Extractor using CSV converter for space delimited messages?


(RIP Bob Dole) #1

Hi,
I’m trying to create an extractor for unbound DNS request logs.

Sample message:
unbound: [31543:1] info: 10.2.2.1 ahostname-com A IN

Extractor Type: regex

Regex (confirmed working): [redacted. the forum software thinks I have links in my post)

Condition (confirmed working): [redacted: the forum software thinks I have links in my post)

Store as field: dnslookupdata

Strategy: copy

Converter: CSV to fields

Field names: dns_srcip dns_req dns_rectype dns_class

Separator character: (I pressed space bar one time)

Quote character: (I tried leaving blank but it doesn’t work so left default ")

Escape character: \

The regexes work but the converter fails. Is using a “CSV to fields” a suitable way to parse messages that are delimited with spaces? My goal is to grab all fields in a single extractor. I’m new to Graylog. Thanks.


(Ben van Staveren) #2

You could but the easier way probably would be to use a Grok extractor instead of the regexp one, since you can then also split all the data into fields already (an example pattern that assumes that ‘unbound’ is the application name, and the 31543:1 is the pid and thread:

"^%{WORD:application_name}: \\[%{NUMBER:pid}:%{NUMBER:thread}\\] %{WORD:level} %{IP:dns_srcip} %{NOTSPACE:dns_req} %{WORD:dns_rectype} %{WORD:dns_class}"

Then you only have the one extractor running, and theoretically it should grab you all the fields you need. Keep in mind the above pattern is an example, so adjust that to your needs, don’t just whap it in and expect it to work :wink:


(RIP Bob Dole) #3

Regex: ^unbound:\s+[\d+:\d+]\sinfo:(.+)$

Field matches regex: ^unbound:\s+[\d+:\d+]\sinfo:\s((?<![0-9])(?:(?:25[0-5]|2[0-4][0-9]|[0-1]?[0-9]{1,2})...)(?![0-9]))


(RIP Bob Dole) #4

Thanks for your help. The Grok pattern you provided was pretty much spot on but I made a couple of changes.

^%{WORD:application_name}: [%{NUMBER:pid}:%{NUMBER:thread}] %{LOGLEVEL:level}: %{IP:dns_srcip} %{NOTSPACE:dns_req} %{WORD:dns_rectype} %{WORD:dns_class}

The fields show exactly like I expect when I test against a sample message in the web UI.

However I’m getting an error for messages coming into this input now.

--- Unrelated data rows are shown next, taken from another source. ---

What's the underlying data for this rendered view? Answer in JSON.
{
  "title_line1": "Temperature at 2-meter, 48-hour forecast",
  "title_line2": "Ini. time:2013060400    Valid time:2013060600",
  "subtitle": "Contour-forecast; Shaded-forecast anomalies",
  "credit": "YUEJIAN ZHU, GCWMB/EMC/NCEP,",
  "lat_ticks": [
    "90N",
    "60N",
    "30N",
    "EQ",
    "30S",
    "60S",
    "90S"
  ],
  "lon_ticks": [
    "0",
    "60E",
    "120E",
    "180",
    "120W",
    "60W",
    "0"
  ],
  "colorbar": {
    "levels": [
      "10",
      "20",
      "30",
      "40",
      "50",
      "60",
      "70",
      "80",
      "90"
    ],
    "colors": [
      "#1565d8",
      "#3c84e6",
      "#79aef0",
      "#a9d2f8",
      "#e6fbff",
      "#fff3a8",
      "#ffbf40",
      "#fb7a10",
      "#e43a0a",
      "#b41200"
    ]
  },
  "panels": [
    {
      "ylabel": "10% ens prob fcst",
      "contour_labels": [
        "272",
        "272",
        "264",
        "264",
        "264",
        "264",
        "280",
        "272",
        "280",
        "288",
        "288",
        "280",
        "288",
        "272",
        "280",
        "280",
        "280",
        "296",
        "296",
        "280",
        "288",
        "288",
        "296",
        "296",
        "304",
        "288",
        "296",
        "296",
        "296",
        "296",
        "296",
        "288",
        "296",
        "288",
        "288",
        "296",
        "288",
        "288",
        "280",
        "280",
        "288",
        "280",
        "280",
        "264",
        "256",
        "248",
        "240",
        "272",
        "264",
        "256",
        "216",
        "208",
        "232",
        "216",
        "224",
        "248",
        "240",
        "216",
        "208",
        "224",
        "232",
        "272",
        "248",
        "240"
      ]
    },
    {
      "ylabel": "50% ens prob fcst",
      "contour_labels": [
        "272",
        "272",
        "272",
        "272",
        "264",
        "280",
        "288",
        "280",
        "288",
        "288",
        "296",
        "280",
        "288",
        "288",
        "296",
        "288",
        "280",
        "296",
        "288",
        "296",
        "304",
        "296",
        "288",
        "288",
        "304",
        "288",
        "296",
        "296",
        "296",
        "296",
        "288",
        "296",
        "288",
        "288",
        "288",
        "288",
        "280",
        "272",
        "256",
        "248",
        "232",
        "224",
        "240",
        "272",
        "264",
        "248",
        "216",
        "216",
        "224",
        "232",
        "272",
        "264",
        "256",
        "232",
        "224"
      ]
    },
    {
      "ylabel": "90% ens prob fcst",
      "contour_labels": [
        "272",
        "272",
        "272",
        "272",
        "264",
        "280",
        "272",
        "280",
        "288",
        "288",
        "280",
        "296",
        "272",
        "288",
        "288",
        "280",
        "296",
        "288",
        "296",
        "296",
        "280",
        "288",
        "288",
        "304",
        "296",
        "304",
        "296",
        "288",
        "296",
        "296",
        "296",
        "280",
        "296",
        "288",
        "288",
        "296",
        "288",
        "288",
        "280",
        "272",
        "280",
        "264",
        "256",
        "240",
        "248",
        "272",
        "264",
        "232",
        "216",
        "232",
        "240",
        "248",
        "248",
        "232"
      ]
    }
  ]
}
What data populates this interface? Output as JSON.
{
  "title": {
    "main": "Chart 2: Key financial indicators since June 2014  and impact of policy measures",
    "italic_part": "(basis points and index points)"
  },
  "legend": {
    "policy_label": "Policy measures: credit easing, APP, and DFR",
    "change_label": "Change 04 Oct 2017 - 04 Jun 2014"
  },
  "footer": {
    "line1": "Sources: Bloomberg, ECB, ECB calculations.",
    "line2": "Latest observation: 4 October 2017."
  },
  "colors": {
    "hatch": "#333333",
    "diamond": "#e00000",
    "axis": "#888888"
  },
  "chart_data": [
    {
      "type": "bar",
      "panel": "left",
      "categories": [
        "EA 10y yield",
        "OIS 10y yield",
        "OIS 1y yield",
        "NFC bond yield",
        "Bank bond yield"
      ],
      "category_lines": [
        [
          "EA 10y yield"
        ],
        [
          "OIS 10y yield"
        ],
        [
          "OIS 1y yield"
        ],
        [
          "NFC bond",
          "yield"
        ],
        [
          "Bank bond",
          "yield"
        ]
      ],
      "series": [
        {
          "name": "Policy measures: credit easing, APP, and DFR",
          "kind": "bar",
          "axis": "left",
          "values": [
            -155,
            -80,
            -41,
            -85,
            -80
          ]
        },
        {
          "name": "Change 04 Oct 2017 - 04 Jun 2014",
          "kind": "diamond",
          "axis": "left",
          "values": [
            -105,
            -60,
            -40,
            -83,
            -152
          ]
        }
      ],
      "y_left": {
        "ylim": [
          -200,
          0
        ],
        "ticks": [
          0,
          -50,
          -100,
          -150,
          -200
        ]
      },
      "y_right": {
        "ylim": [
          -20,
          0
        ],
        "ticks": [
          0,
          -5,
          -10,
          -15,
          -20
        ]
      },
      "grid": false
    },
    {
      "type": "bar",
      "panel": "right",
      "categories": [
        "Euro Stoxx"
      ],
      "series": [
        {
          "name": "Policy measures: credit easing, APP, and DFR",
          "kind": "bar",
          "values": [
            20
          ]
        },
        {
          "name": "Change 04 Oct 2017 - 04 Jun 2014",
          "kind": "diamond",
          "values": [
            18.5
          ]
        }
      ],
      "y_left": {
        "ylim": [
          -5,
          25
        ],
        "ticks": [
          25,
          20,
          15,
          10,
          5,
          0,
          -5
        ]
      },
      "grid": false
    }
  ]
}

2018-12-09 19:42:30,468 WARN : org.graylog2.indexer.messages.Messages - Failed to index message: index=<graylog_0> id=<7984c552-fc14-11e8-98cb-525400e32cc4> error=<{“type”:“mapper_parsing_exception”,“reason”:“failed to parse [level]”,“caused_by”:{“type”:“number_format_exception”,“reason”:“For input string: “info””}}>

It seems like the index expects level to be a numeric value. I don’t know much about how the indexer works, but is this effectively a schema change so I need to rebuild the index?


(Jan Doberstein) #5

2018-12-09 19:42:30,468 WARN : org.graylog2.indexer.messages.Messages - Failed to index message: index=<graylog_0> id=<7984c552-fc14-11e8-98cb-525400e32cc4> error=<{“type”:“mapper_parsing_exception”,“reason”:“failed to parse [level]”,“caused_by”:{“type”:“number_format_exception”,“reason”:“For input string: “info””}}>

The field level is created as a number field - but now you try to place a string in this field.

The solution can be one or multiple of the following.

  1. create a custom index mapping that forces the field to be a string - even if the first value that is ingested is a number ( http://docs.graylog.org/en/2.5/pages/configuration/elasticsearch.html#custom-index-mappings )
  2. write a processing pipeline that change the field name if the value is a string and/or number - so you have two fields level_string and/or level_num for example
// This rule will rename the level field
// if it contains a string and not a number
rule "check_level_for_number"
when
    has_field("level") AND 
    // until 3.0 is in da house we need this 
    // dirty little trick 
    is_null(to_long($message.level))
   // 3.0 contains `is_number`
then
    rename_field("level", "level_string");
end

  1. check that all senders only send the defined types in the fields.

(Ben van Staveren) #6

What @jan said, basically. There’s also a chance that the index you are saving to already has a ‘level’ field that’s defined as a number (possible, if it’s ingesting syslog). Ideally you’d store these messages in their own index set, and ensure that only these messages go in so the auto-mapping "does the right thing"™.


(system) #7

This topic was automatically closed 14 days after the last reply. New replies are no longer allowed.